Minimum/living wage - A Corpus-Assisted Discourse Study of Influential Citizens in Twitter


Date
29 Jun 2016 00:00
Location
Siena, Italy

This presentation is based on a study aimed at characterising the discourse of ‘ordinary citizens’ who become influential in Twitter. The study is motivated by two gaps in knowledge. Firstly, social network science research has shown that open web systems develop in ways whereby small groups of users (10% - 20%) attract inordinate levels of attention (Cha et al 2010). The discourse features of these influential users, however, remain largely unknown. Secondly, understanding social media influence is important in the context of controversial social policies, such as those regarding the adoption or otherwise of living (rather than legally stipulated) minimum wages, on which our work centres (Lawton & Pennycook 2013). Yet, to our knowledge, there is no discourse-based research on this issue. Methodologically, the study draws upon corpus linguistics, discourse analysis and social media analytics techniques in order to collect, collate and interrogate an analytic corpus of 32,000 tweets and a reference corpus of 1.6 million tweets, both collected over a ten-day period (26th May – 4th June, 2014). Social media analytics software / methods (Twittonomy and Klout) were used to derive a set of thematically relevant hashtags (n= 12; e.g. #poverty, #lowwage, #minimumwage and #austerity) and the most influential ordinary user within each hashtag, filtering out celebrities’ and organisations’ Twitter profiles. The reference corpus was collected via the Twitter API facility (through the use of Twitter4j). Software-enabled [Wmatrix (Rayson 2009) / Antconc (Anthony 2014)] analyses of semantic domains, cluster, collocation and Key-Word-In-Context (KWIC) concordances were conducted for each of the twelve influential user sub-corpora. These analyses were complemented with close reading of full tweets in order to better understand emerging patterns around three discourse analytic categories: frames (Goffman, 1974), stance (Du Bois 2007) and impoliteness (Culpeper, 2011).
By ‘funnelling’ down (Marchi 2010) the corpus through these CADS techniques, four main features of the discourse of influential citizens in Twitter were revealed: (i) limited originality coupled with high participation rate; (ii) varying degrees of thematic engagement, (iii) emotionality, particularly expressed through impoliteness; and (iv) stance-taking acts that conveyed full confidence in one’s views. Additionally, our study resulted in a fuller appreciation of the challenges and opportunities inherent to interdisciplinary research in CADS, such as being able to identify ‘suitable’ databases (of influential users) by going back and forth between corpus and social media analytic techniques and to transform data (Twitter data, with its distinctive affordances) into analysable corpora.

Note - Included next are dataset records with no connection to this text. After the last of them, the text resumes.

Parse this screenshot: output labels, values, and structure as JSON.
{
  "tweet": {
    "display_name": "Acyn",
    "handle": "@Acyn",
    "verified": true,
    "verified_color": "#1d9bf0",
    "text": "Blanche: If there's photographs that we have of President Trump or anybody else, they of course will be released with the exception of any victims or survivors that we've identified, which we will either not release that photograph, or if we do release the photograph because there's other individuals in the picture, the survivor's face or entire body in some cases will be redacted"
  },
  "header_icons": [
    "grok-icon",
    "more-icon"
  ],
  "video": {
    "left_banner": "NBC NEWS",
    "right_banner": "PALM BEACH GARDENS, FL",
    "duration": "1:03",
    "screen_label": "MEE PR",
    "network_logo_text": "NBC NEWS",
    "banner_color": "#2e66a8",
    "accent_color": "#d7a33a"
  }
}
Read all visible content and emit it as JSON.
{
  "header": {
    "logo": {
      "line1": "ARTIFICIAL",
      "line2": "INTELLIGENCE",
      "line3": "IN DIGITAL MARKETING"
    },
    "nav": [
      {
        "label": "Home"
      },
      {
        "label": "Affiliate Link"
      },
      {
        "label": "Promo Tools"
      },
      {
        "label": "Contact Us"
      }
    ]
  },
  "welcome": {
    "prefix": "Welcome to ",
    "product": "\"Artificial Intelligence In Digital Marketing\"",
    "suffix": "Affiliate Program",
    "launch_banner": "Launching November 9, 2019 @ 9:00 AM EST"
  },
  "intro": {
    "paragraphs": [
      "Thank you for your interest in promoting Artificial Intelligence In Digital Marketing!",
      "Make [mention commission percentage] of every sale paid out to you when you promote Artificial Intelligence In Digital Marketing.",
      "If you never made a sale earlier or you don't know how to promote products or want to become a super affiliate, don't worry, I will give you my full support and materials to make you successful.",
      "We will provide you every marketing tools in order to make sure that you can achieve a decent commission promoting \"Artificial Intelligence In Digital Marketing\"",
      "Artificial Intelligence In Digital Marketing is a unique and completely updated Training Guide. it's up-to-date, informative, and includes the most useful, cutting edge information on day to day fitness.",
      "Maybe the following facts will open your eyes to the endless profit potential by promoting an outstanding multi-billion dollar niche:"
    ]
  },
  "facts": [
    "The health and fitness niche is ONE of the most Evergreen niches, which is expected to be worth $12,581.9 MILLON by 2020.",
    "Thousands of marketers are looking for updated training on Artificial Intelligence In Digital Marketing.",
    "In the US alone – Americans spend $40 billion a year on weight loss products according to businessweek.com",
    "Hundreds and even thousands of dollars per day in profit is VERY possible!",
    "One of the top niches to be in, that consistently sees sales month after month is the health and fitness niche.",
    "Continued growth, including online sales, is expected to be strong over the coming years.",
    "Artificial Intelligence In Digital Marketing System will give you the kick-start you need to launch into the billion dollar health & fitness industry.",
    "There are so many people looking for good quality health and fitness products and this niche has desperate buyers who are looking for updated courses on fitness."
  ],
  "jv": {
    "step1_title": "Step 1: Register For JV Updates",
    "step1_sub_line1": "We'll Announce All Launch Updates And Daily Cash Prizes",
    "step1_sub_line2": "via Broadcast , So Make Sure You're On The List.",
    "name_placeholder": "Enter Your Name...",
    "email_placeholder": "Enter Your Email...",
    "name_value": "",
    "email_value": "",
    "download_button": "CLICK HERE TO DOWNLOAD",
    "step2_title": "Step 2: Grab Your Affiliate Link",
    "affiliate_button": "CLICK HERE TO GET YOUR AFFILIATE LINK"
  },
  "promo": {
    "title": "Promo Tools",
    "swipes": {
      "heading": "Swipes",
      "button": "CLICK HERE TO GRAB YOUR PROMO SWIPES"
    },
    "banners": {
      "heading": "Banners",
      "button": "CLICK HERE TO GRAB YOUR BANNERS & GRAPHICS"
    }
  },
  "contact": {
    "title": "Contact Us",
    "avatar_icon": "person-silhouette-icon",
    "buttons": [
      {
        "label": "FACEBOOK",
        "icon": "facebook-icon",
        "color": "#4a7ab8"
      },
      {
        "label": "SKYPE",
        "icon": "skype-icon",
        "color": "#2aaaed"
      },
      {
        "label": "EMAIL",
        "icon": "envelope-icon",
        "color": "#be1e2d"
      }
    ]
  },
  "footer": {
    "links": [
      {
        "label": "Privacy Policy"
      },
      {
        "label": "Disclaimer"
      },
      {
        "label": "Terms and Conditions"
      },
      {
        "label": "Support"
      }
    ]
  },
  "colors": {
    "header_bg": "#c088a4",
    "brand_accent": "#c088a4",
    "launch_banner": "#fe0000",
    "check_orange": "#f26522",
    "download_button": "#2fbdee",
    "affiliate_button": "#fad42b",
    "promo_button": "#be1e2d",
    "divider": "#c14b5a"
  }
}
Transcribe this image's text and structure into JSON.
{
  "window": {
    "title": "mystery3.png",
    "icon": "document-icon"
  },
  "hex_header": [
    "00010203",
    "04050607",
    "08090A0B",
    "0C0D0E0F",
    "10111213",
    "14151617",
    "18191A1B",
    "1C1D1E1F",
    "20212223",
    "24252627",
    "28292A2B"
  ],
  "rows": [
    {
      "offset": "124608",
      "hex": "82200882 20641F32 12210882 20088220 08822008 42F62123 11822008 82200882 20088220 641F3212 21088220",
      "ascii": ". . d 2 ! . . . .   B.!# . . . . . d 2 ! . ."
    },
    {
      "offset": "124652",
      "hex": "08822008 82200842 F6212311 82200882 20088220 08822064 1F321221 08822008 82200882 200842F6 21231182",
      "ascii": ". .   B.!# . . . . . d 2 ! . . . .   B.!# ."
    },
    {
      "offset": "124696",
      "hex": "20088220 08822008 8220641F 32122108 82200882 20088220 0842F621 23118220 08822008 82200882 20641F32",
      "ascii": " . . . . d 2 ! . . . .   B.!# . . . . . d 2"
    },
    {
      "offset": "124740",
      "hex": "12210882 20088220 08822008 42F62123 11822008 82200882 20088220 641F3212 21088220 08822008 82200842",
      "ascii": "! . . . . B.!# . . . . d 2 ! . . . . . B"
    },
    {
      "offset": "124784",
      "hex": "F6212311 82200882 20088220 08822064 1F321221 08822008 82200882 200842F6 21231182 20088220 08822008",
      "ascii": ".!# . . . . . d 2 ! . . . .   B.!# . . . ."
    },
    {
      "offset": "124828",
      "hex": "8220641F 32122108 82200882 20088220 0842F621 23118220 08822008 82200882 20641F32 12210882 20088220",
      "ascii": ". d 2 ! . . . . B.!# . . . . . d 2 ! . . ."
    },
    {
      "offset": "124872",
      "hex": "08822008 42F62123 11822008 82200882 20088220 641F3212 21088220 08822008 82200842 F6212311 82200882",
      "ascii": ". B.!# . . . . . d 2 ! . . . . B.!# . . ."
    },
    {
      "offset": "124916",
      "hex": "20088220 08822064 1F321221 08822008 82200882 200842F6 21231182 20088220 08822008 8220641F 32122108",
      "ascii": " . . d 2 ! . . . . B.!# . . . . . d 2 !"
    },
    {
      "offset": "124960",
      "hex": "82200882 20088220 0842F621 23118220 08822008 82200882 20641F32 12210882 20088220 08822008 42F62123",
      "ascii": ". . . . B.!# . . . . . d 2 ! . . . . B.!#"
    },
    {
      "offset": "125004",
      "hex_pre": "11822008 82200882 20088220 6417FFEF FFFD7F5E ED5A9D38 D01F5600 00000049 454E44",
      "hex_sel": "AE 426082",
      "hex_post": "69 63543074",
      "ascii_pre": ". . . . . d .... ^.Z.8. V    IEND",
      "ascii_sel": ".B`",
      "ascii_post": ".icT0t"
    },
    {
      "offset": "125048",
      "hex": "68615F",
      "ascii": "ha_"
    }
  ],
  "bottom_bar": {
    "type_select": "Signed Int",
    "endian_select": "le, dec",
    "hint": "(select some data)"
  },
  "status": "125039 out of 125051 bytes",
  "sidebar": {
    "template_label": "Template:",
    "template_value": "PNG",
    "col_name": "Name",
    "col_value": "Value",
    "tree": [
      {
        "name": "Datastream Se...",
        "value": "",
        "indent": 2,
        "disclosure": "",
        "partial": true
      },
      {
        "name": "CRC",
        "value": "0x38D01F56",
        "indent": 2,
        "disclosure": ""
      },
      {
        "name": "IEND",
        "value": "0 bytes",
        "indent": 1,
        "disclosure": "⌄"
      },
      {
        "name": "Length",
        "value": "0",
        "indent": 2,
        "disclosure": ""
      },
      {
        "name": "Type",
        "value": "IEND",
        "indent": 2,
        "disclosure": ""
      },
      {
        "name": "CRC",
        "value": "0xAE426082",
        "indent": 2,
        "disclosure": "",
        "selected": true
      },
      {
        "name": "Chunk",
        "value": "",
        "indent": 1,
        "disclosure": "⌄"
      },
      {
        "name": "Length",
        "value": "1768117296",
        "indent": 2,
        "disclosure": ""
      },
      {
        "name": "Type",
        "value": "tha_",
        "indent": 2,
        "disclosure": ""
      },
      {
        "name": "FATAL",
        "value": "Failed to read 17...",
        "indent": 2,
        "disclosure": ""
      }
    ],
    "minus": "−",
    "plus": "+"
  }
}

Bibliography: Anthony, Laurence (2014). AntConc (Version 3.4.3) [Computer Software]. Tokyo, Japan: Waseda University. Available from http://www.laurenceanthony.net/ Cha, Meeyong, et al “Measuring user influence in Twitter: The million software fallacy.” ICWSM no. 30 (2010): 10-17. Culpeper, Jonathan. Impoliteness. Cambridge: CUP, 2011.

Du Bois, John W. “The stance triangle.” Stancetaking in discourse: Subjectivity, evaluation, interaction (2007): 139-182.

Goffman, Erving. “Frames analysis. An Essay in the Organization of Experience.” Northeastern University Press. (1974).